The Lakers re-open their season on Thursday with a nationally televised matchup against the Clippers, their first time on the floor for an official game since March 10, the day before the NBA season was put on hold because of the spread of COVID-19. According to Kyle Kuzma, when the national anthem plays before the game, the Lakers—and maybe all NBA teams—could take the opportunity to make a statement.
Asked if there could be some “surprises” during the anthem on Thursday, especially after WNBA players walked off the court during the anthem ahead of their season opener, Kuzma took a deep breath and said, “Yeah, I mean, I think that’s why we are here.”
That could mean offending some people. Kuzma hopes that is not the case. “The biggest misconception is people think you’re disrespecting the flag by doing things like kneeling or whatever any team decides to do,” he said. “It’s not about disrespecting the flag, it’s about us not standing as society and people in the society for social injustice. That’s what it’s for. If you don’t see that, I mean, I don’t know how you don’t see that.”
Kuzma was speaking during the Lakers’ postgame news conference following the team’s second scrimmage, a win over the Magic at the HP Field House on the Wide World of Sports Complex at Disney World in Orlando. It was a sterling performance for him—10-for-13 shooting from the field with 25 points, making five of the seven 3-pointers he attempted.
But when addressing reporters, Kuzma only answered a few questions about the game itself. Most of the questions focused on issues of social justice, something Kuzma addressed in a tweet earlier in the week, when he suggested that media members, “ask a few social injustice questions here n there.”
Kuzma: ‘This is One of the Biggest Times in Our Lifetimes’
Kuzma was asked about the importance of NBA players addressing issues of social injustice at a time when those players will be garnering an extraordinary level of attention nationally and globally. He said he did not necessarily agree with the notion of players only answering questions with social justice catchphrases, as many players did by repeating, “Justice for Breonna Taylor,” earlier in the week.
“If we are playing games and we’re just asking all sport-related questions then, we’re not going to get anywhere,” Kuzma said. “Because you’re going to have players say, ‘I just want to stick to this topic,’ and that’s not right. We should talk about both.”
One reason NBA players agreed to return to action at a time when COVID-19 and social justice issues are roiling the country was that they felt their voices could be useful in the coming weeks and months. Kuzma said now is the time to stick to that idea:
This is one of the biggest times in our lifetimes especially for us because if you think about it, the only two things that I feel like the country are really paying attention to—really three things—are what the president says, COVID and the NBA bubble. With those three things, we have a huge impact and platform to really hold people accountable. That’s the biggest thing because a lot of times in this country in our society in the past, people haven’t been held accountable and now, with our platforms, it allows us to speak and speak on issues that are super-important and need to have justice.
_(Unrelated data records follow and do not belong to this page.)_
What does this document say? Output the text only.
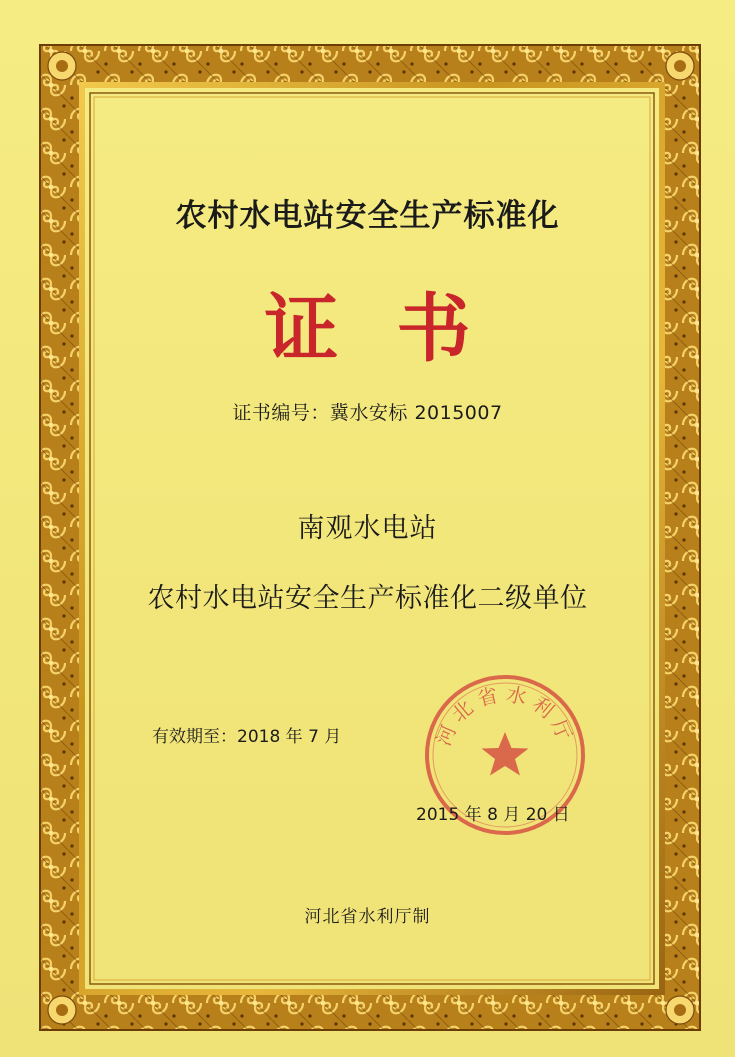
农村水电站安全生产标准化
证书
证书编号：冀水安标 2015007
南观水电站
农村水电站安全生产标准化二级单位
有效期至：2018 年 7 月	河北省水利厅
2015 年 8 月 20 日
河北省水利厅制
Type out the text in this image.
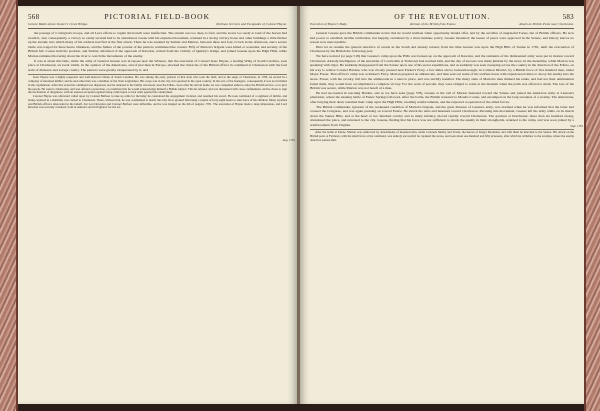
568	PICTORIAL FIELD-BOOK
Greene Battle above Sumter's Creek Bridge.	Partisan Services and Escapades of Colonel Hayne.

the passage of Covington's troops, and all Lee's efforts to regain the branch were ineffectual. The stream was too deep to ford, and the stores too ready to land of the horses had swum it, and, consequently, a victory so easily secured had to be abandoned. Green with his exploited horsemen, returned in a strong calvary horse and other buildings a little further up the stream; into which many of his soldiers had fled at the first attack. There he was assailed by Sumter and Marion, between three and four o'clock in the afternoon, and a severe battle was waged for three hours. Darkness, and the failure of the powder of the patriots, terminated the contest. Fifty of Marion's brigade were killed or wounded, and seventy of the British fell. Coates held his position, and Sumter, informed of the approach of Rawdon, retired from the vicinity of Quinby's bridge, and joined Greene upon the High Hills, while Marion remained hovering about the river to watch the movements of the enemy.

It was at about this time, while the army of General Greene was in repose near the Wateree, that the execution of Colonel Isaac Hayne, a leading Whig of South Carolina, took place at Charleston; an event which, in the opinion of the Americans, and of just men in Europe, shocked the character of the British officer in command at Charleston with the foul stain of dishonor and savage cruelty. The patriots were greatly exasperated by it, and

Isaac Hayne was a highly respected and well-beloved citizen of South Carolina. He was among the early patriots of that state who took the field, and at the siege of Charleston, in 1780, he served in a company of mounted militia; and he and other men was a member of the State Legislature. His corps was in the city, but operated in the open country. In the rear of the besiegers, consequently it was not included in the capitulation. After that event his command was dispersed, and he returned to his family and estate, near the Edisto. Soon after his arrival home, he was compelled either to enter the British service, or to give his parole. He went to Charleston, and was offered a protection, on condition that he would acknowledge himself a British subject. This he refused, and was threatened with close confinement, and he chose to sign the declaration of allegiance, with an express exception against being called upon to bear arms against his countrymen.

Colonel Hayne was afterward called upon by Colonel Balfour to take up arms for the king; he considered his engagement violated, and resumed his sword. He took command of a regiment of militia, and being captured in a skirmish, was carried to Charleston. There, without trial, he was condemned to death; the only favor granted him being a respite of forty-eight hours to take leave of his children. Many loyalists and British officers interceded in his behalf, but Lord Rawdon and Colonel Balfour were inflexible, and he was hanged on the 4th of August, 1781. The execution of Hayne made a deep impression, and Lord Rawdon was severely censured, both in America and in England, for the act.

Aug. 1781
OF THE REVOLUTION.	583
Execution of Hayne's Body.	Retreat of the British from Eutaw.	Attack on British Posts near Charleston.

General Greene gave the British commander notice that he would retaliate when opportunity should offer, and by the sacrifice of ungrateful Tories, but of British officers. He now had power to establish terrible retribution, but happily, restrained by a more humane policy, Greene hesitated; the issues of peace were approved in the Senate, and history knows no reason now unacceptable.

Here let us resume the general narrative of events in the South and already related, from the time Greene was upon the High Hills of Santee in 1781, until the evacuation of Charleston by the British the following year.

We have noticed (at page 518) that Greene's camp upon the Hills was broken up on the approach of Rawdon, and the remnants of his dismounted army were put in motion toward Charleston. Already intelligence of the surrender of Cornwallis at Yorktown had reached him, and the day of success was made jubilant by the news. In the meantime, while Marion was speaking with vigor. He suddenly disappeared from the Santee upon one of his secret expeditions, and as suddenly was seen sweeping across the country in the direction of the Edisto, on his way to relieve Colonel Harden, who was closely pressed near Parker's Ferry, a few miles above Jacksonborough, in Colleton District, by a British force of five hundred men, under Major Fraser. That officer's camp was at Parker's Ferry. Marion prepared an ambuscade, and then sent out some of his swiftest horse with experienced riders to decoy his enemy into the snare. Fraser, with his cavalry, fell into the ambuscade in a narrow place, and was terribly handled. The many slain of Marion's men thinned his ranks, and had not their ammunition failed them, they would have accomplished a complete victory. For the want of powder, they were obliged to retire at the moment when the palm was offered to them. The loss of the British was severe, while Marion was not bereft of a man.

He had succeeded in rescuing Harden, and as we have seen (page 578), Greene at the call of Marion hastened toward the Santee and joined the American army at Laurens's plantation, where the ensuing battle of Eutaw Springs followed. After the battle, the British retreated to Monk's Corner, and encamped on the long savannas of a swamp. The Americans, after burying their dead, resumed their camp upon the High Hills, awaiting reinforcements, and the expected cooperation of the allied forces.

The British commander, ignorant of the weakened condition of Marion's brigade, and the great distance of Greene's army, was alarmed when he was informed that the latter had crossed the Congaree, and was again pressing on toward Eutaw. He struck his tents and hastened toward Charleston. Pursuing this movement, Greene left his army while on its march down the Santee Hills, and at the head of two hundred cavalry and as many infantry, moved rapidly toward Charleston. The garrison at Dorchester, more than six hundred strong, abandoned the place, and retreated to the city. Greene, finding that his force was not sufficient to attack the enemy in their strongholds, returned to his camp, and was soon joined by a reinforcement from Virginia.

After the battle at Eutaw, Marion was reinforced by detachments of mounted men, under Colonels Shelby and Sevier, the heroes of King's Mountain, and with them he marched to the Santee. His attack on the British posts at Fairlawn, with the small force at his command, was entirely successful; he captured the stores, and took about one hundred and fifty prisoners, after which he withdrew to the swamps, where the enemy dared not pursue him.

Sept. 1781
COVID-19 Hiatus Gives Kuzma a Fresh Start
Kuzma did talk basketball and, without question, his performance in the Saturday scrimmage was a welcome sight for Lakers fans. Kuzma is the Lakers’ third-leading scorer but struggled with his shot for much of the year and was the subject of trade rumors before the hiatus went into effect.
The four months off benefited him, Kuzma said, because he was able to teak his shot and rest his body. Kuzma was slated to play for Team USA in the World Cup last summer but suffered an ankle injury in late August, forcing him to drop out. He missed Lakers training camp and the first four games of the season.
“[The hiatus] was super-important because after USA, I couldn’t be on the court for two, like two-and-a-half months,” Kuzma said. “I had to just sit at home, shoot from a chair. So I wasn’t really able to play right away. Especially lifting weights, I couldn’t really bear any weights lower body-wise to get ready for the season. So, past four months been good for me getting in the gym and lifting heavy and getting ready. Having a full training camp definitely helped.”